Salondaki Hilye-i Şerif'leri görünce Abbasi halifesi Harun Reşit gibi seviniyorum. İnsanlığa "kıymetli bir cevher" sunan dilenciye teşekkür edip, u00c2lemlerin Efendisi'ne salavatlar getiriyorum. Serginin sakin olmasını fırsat bilip, hilye-i şeriflere, Peygamber'e bakar gibi bakıyorum. Saf saf dizilmiş hilyelerin içindeki güllerden, incilerden, efendiler efendisi Hz. Peygamber'den gözlerimi alamıyorum. Siması, güzel ahlakı, hal ve hareket tarzı, tavır ve davranışları elif'lerin, vav'ların, nun'ların arasında can buluyor. Mercanlar, kehribarlar, kukalar, bağalar, necefler, anberler meraklı bakışlar arasında güle bakıyor, misk kokuyor.
****
4 Şubat 2013tarihine kadar 10:00 ile 20:00 saatleri arasında ücretsiz olarak gezilebilecek olan sergiyi, 7'den 70'e herkese öneriyorum.
***
Çebi'nin hedefi 1 numara olmak
Kolleksiyoner Mehmet Çebi bu muhteşem güzellikleri bir araya getiren "Aşk-ı Nebi ve Zikir Taneleri Sergisi"nin mimarı. Siretin sözlere, sözlerin sanata dönüştüğü şaheserler arasında dolaşan Çebi'nin yol hikayesi hayli ilginç anektodlarla dolu.
Tesbih, hat ve hilyelere gönlünü İstanbul Üniversitesi Siyasal Bilgiler Fakültesi'nde okurken düşürmüş. Beyazıt'taki Sahaflar Çarşısı ve Çınaraltı'nda medeniyetimize ait sanatsal ve kültürel değerlerin son geçit merasimini yakın takibe alarak, onların solunduğu havaya teneffüs etmiş. Diyarbakırlı Ali Emiri Efendi misali; hat sanatına dair ne görse ilgilenmiş ve gün gelmiş "kültür ve sanat eserleri"nin sorulduğu 6-7 insandan birisi olmuş.
En büyük hayali çağdaş hat sanatıyla ve tesbihle dünyanın en büyük koleksiyonlarından birine sahip olmak. Şu anda koleksiyonunda 3 bin civarında hat eseri, 2 binden fazla da tesbih mevcut. Hat sanatında hala Şeyh Hamdullah'ın, Hafız Osman'ın, Mahmud Celaleddin'in, Mustafa Rakım'ın, Şevki Efendi'nin, Sami Efendi'nin ortaya koyduğu tarzların hakimiyetini devam ettirdiğini belirten Çebi, üretilen eserlerin azlığından rahatsız.

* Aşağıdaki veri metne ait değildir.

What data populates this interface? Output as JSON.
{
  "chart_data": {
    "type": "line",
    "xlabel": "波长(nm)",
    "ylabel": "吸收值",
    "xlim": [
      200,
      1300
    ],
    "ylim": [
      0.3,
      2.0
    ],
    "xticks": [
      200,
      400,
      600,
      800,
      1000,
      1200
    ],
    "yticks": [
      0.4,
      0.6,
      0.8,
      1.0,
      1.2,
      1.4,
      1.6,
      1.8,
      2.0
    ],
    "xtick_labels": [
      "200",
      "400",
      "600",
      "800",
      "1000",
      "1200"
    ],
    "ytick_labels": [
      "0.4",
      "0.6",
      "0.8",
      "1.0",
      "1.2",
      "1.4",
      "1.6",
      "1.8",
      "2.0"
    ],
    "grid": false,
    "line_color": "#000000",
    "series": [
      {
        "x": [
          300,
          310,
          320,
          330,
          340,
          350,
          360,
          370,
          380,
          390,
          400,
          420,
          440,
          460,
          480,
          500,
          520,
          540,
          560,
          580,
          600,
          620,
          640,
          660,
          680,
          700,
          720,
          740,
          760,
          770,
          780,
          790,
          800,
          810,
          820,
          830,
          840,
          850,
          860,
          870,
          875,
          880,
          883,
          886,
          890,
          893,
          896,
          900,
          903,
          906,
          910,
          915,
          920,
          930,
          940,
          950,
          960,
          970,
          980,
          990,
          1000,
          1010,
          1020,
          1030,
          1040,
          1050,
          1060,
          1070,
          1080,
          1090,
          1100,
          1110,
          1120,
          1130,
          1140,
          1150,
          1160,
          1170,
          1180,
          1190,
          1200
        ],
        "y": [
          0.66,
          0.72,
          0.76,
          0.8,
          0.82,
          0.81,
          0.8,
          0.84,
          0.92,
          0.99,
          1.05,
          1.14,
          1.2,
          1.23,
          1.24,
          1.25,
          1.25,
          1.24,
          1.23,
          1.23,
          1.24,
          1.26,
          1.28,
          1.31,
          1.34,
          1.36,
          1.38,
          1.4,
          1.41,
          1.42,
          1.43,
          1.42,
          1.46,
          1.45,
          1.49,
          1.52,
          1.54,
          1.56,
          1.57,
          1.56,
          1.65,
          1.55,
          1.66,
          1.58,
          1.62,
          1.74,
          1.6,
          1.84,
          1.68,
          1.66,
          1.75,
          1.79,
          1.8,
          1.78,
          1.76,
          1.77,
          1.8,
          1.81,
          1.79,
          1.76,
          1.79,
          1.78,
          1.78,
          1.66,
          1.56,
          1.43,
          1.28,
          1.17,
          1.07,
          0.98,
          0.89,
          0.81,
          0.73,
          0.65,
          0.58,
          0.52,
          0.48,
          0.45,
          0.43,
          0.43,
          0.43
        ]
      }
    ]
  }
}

Dünyanın en büyük İslam eserleri koleksiyoncusunun İranlı bir Yahudi olduğuna (Nasser David Khalili) dikkat çeken Çebi, diğer taraftan ise İslam dünyasında sanata olan merak konusundaki uyanıştan umutlu.
Hamit Aytaç, Necmeddin Okyay, Mustafa Halim Özyazıcı ve Macit Ayral gibi isimler sayesinde hat sanatının kaybolmaktan kurtulduğunu ifade eden Çebi, son dönemlerde Erdoğan Demirören, Cengiz Çetindoğan, Kerem Kıyak, Zeki Özen ve Murat Ülker'in ülkemizin en önemli koleksiyonerleri arasında yer aldığını belirtiyor.
**
Serginin nadide simaları
Sergide eserleri sergilenen isimler arasında özellikle Türk-İslam Sanatları hususunda nadide ve sıra dışı eserleri ile tanınan Hasan Çelebi, Fuad Başar, Hüseyin Türkmen, Mustafa Cemil Efe, Eyüp Kuşçu, Fevzi Günüç, Gürkan Pehlivan, Levent Karaduman, Ahmet Bursalı gibi isimler yer alıyor. Ahmet Faris Rızk, Cevat Huran, Said Abuzeroğlu, Abdürrezzak Karakaş, Muhammed Cevatzade, Habip Ramazanpur, İhsan Ahmedi gibi uluslararası sanatçıların eserleri de sanatseverlerin beğenisine sunuluyor.